Throughout the guide photographs are used by way of illustration but they are not closely referenced to the text and in some instances seem to fail to emphasise any particular point or characteristic specific to Liverpool. One obvious and striking impression is the complete absence of any spatial or location plans. Another surprising omission is any succinct overview of what makes Liverpool distinctive and unique as a place, such as its many and varied conservation areas and listed buildings, or its international maritime history, the importance of which has been recognised by the city’s shortlisting for World Heritage Site status.

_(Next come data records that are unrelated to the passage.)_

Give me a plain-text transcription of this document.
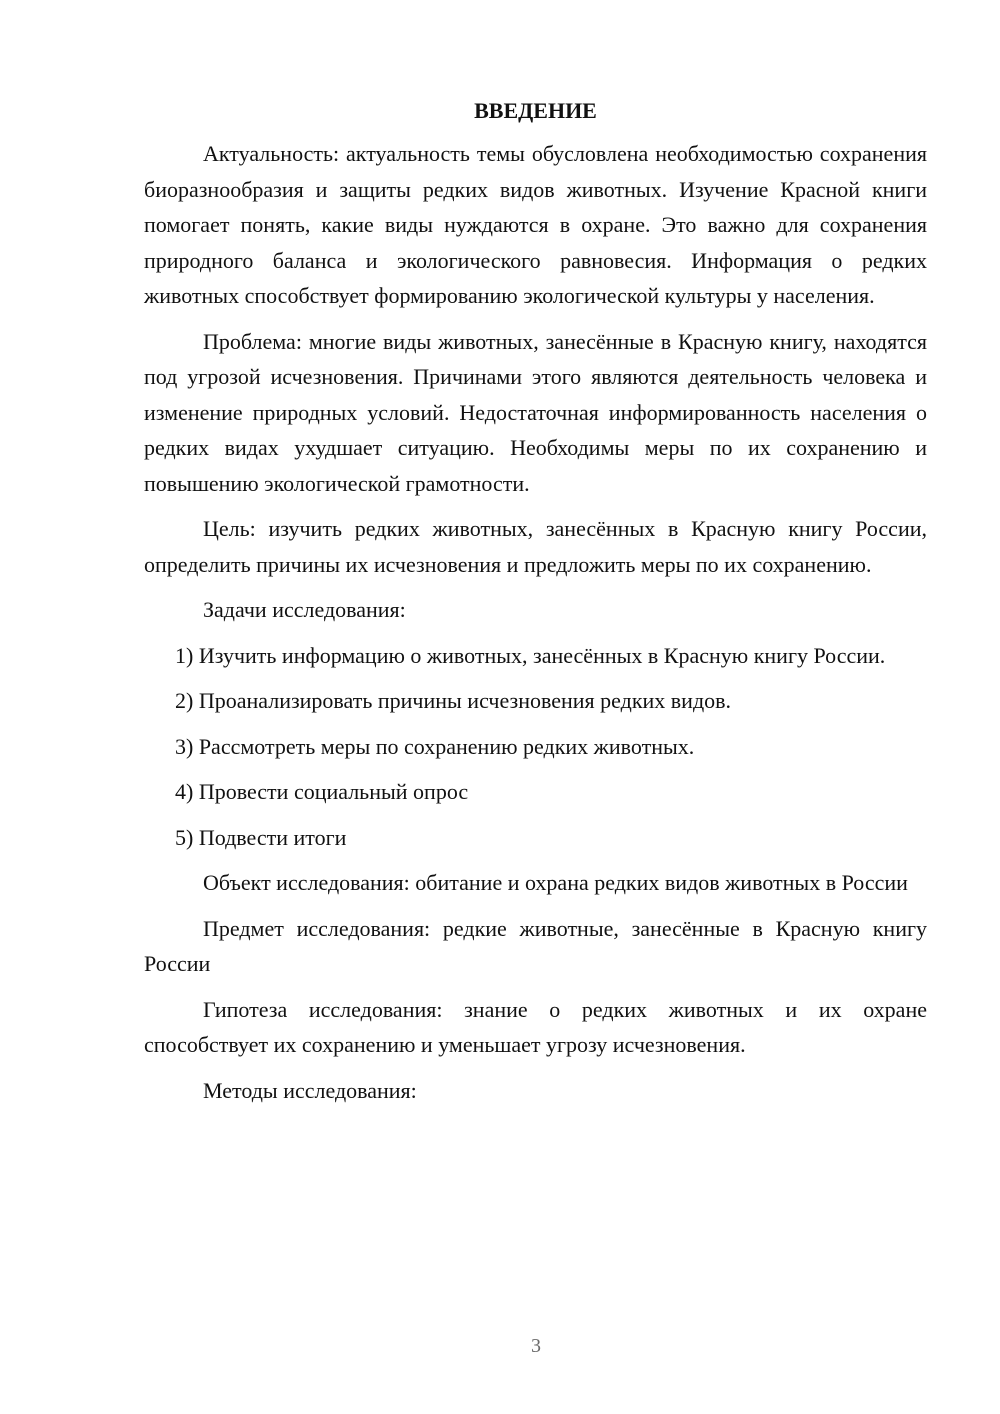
ВВЕДЕНИЕ

Актуальность: актуальность темы обусловлена необходимостью сохранения биоразнообразия и защиты редких видов животных. Изучение Красной книги помогает понять, какие виды нуждаются в охране. Это важно для сохранения природного баланса и экологического равновесия. Информация о редких животных способствует формированию экологической культуры у населения.

Проблема: многие виды животных, занесённые в Красную книгу, находятся под угрозой исчезновения. Причинами этого являются деятельность человека и изменение природных условий. Недостаточная информированность населения о редких видах ухудшает ситуацию. Необходимы меры по их сохранению и повышению экологической грамотности.

Цель: изучить редких животных, занесённых в Красную книгу России, определить причины их исчезновения и предложить меры по их сохранению.

Задачи исследования:

1) Изучить информацию о животных, занесённых в Красную книгу России.

2) Проанализировать причины исчезновения редких видов.

3) Рассмотреть меры по сохранению редких животных.

4) Провести социальный опрос

5) Подвести итоги

Объект исследования: обитание и охрана редких видов животных в России

Предмет исследования: редкие животные, занесённые в Красную книгу России

Гипотеза исследования: знание о редких животных и их охране способствует их сохранению и уменьшает угрозу исчезновения.

Методы исследования:

3
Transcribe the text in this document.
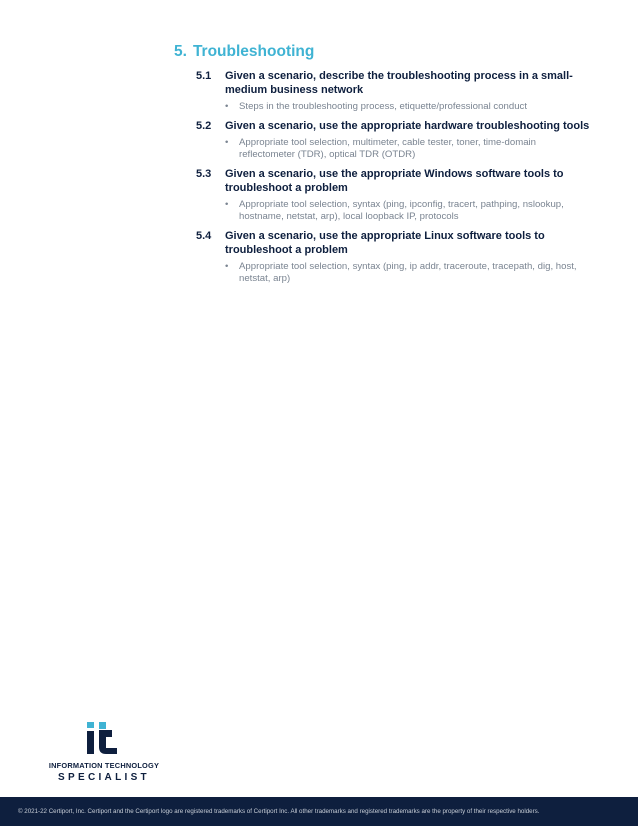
5. Troubleshooting
5.1	Given a scenario, describe the troubleshooting process in a small-medium business network
•	Steps in the troubleshooting process, etiquette/professional conduct
5.2	Given a scenario, use the appropriate hardware troubleshooting tools
•	Appropriate tool selection, multimeter, cable tester, toner, time-domain reflectometer (TDR), optical TDR (OTDR)
5.3	Given a scenario, use the appropriate Windows software tools to troubleshoot a problem
•	Appropriate tool selection, syntax (ping, ipconfig, tracert, pathping, nslookup, hostname, netstat, arp), local loopback IP, protocols
5.4	Given a scenario, use the appropriate Linux software tools to troubleshoot a problem
•	Appropriate tool selection, syntax (ping, ip addr, traceroute, tracepath, dig, host, netstat, arp)
INFORMATION TECHNOLOGY
SPECIALIST
© 2021-22 Certiport, Inc. Certiport and the Certiport logo are registered trademarks of Certiport Inc. All other trademarks and registered trademarks are the property of their respective holders.
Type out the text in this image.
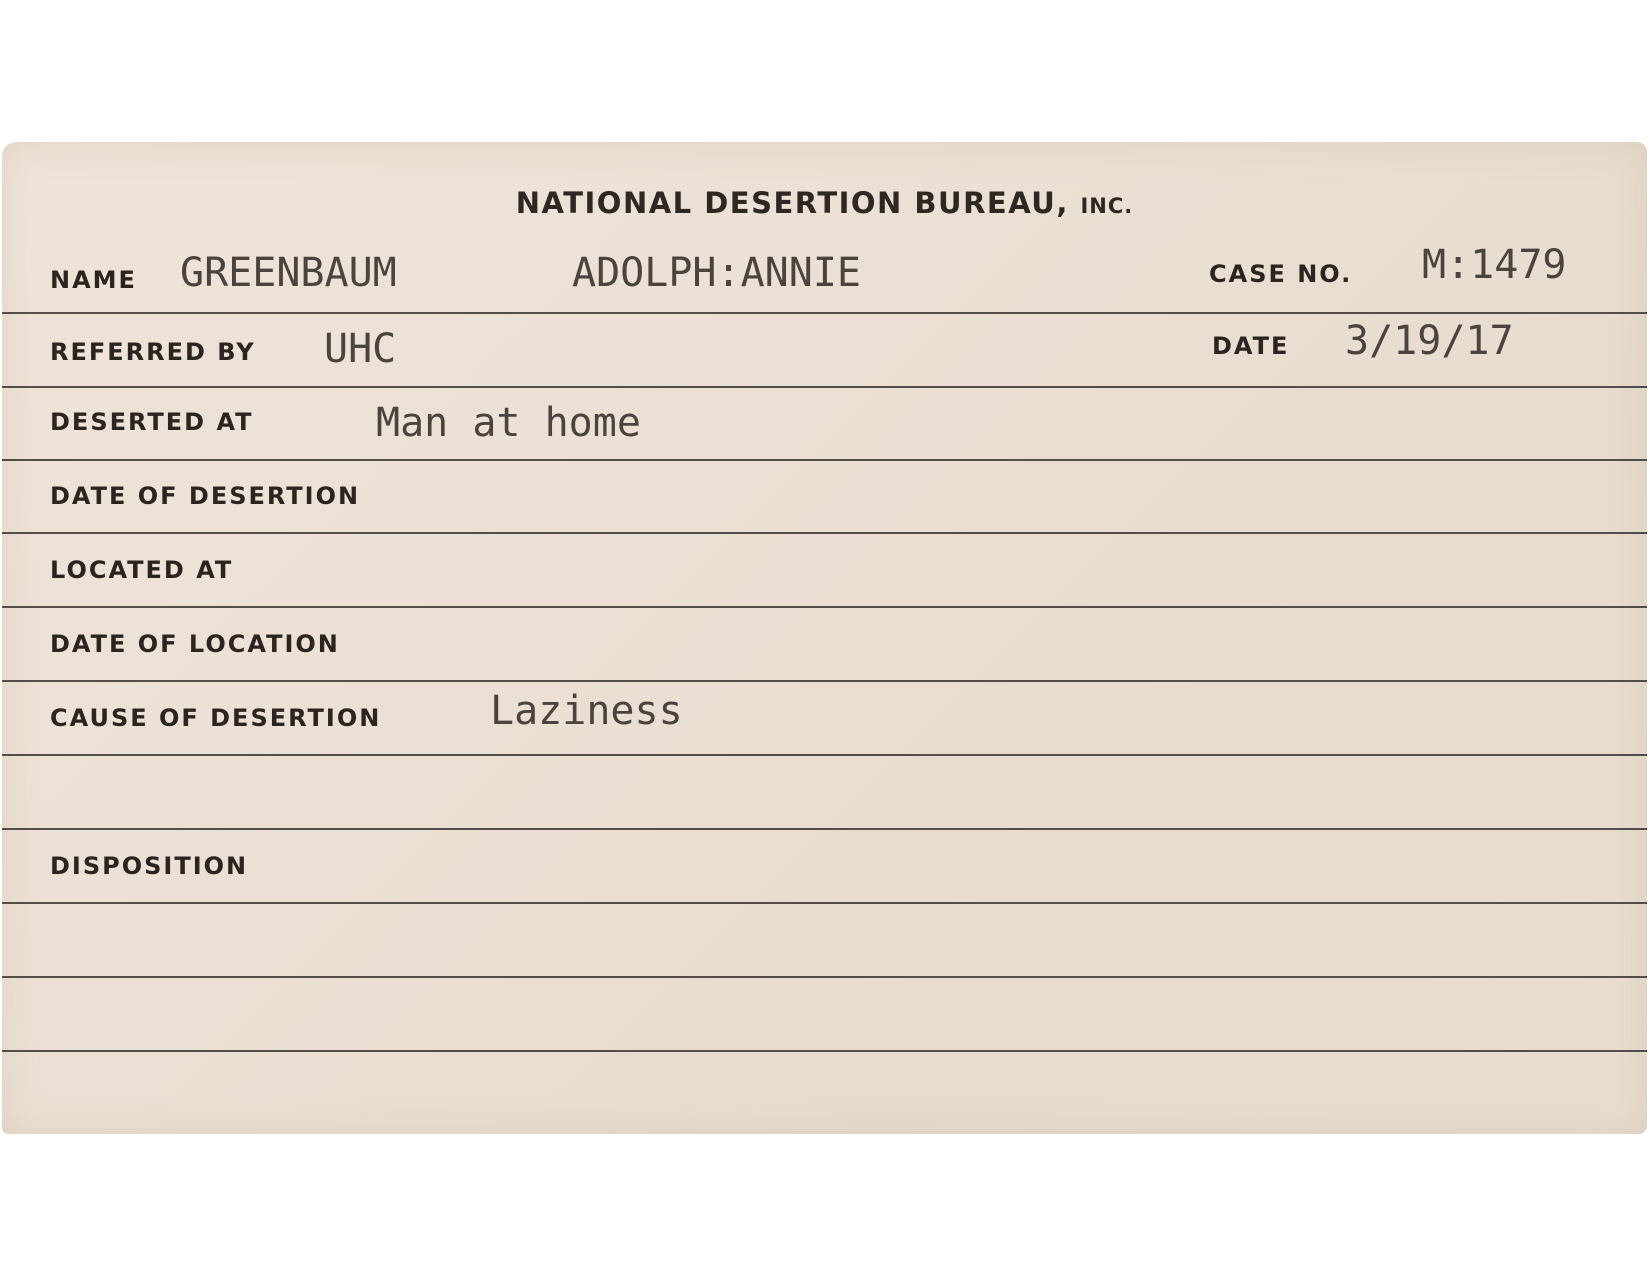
NATIONAL DESERTION BUREAU, INC.
NAME GREENBAUM	ADOLPH:ANNIE	CASE NO. M:1479
REFERRED BY UHC	DATE 3/19/17
DESERTED AT	Man at home
DATE OF DESERTION
LOCATED AT
DATE OF LOCATION
CAUSE OF DESERTION	Laziness
DISPOSITION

In terms of understanding the unique character of the city and its individual centres and neighbourhoods the guide recognises that ultimately a full character study is needed. However, with ever-increasing pressure on limited resources there can be no firm commitment that this can or will be done, certainly in the foreseeable future. It seems inevitable therefore that the onus will fall on applicants generally, and developers in particular, to justify their proposals on an individual basis with the likelihood of duplicated effort.
On a positive note, the guide states that individual and innovative architectural style will be encouraged. However, elsewhere there is reference to the council preparing a local listing policy in respect of ‘distinctive’ buildings, which ‘should never be demolished’. This is bound to raise the usual concerns for practitioners of mixed messages and variation in quality standards, with the prospect that such a policy might extend to the mediocre and just plain old, simply to maintain continuity of the existing built fabric.
The Liverpool Urban Design Guide claims to bridge the gap between national policy and local policy and practice, distilling national advice and putting forward an approach relevant for Liverpool. In my view it is too early to say that this aim has been achieved. Undoubtedly, the guide is a good start but to obtain maximum benefit the additional detailed guidance must be produced as soon as possible.
Michael Cosser is an architect and planner and Partner in Brock Carmichael Architects in Liverpool.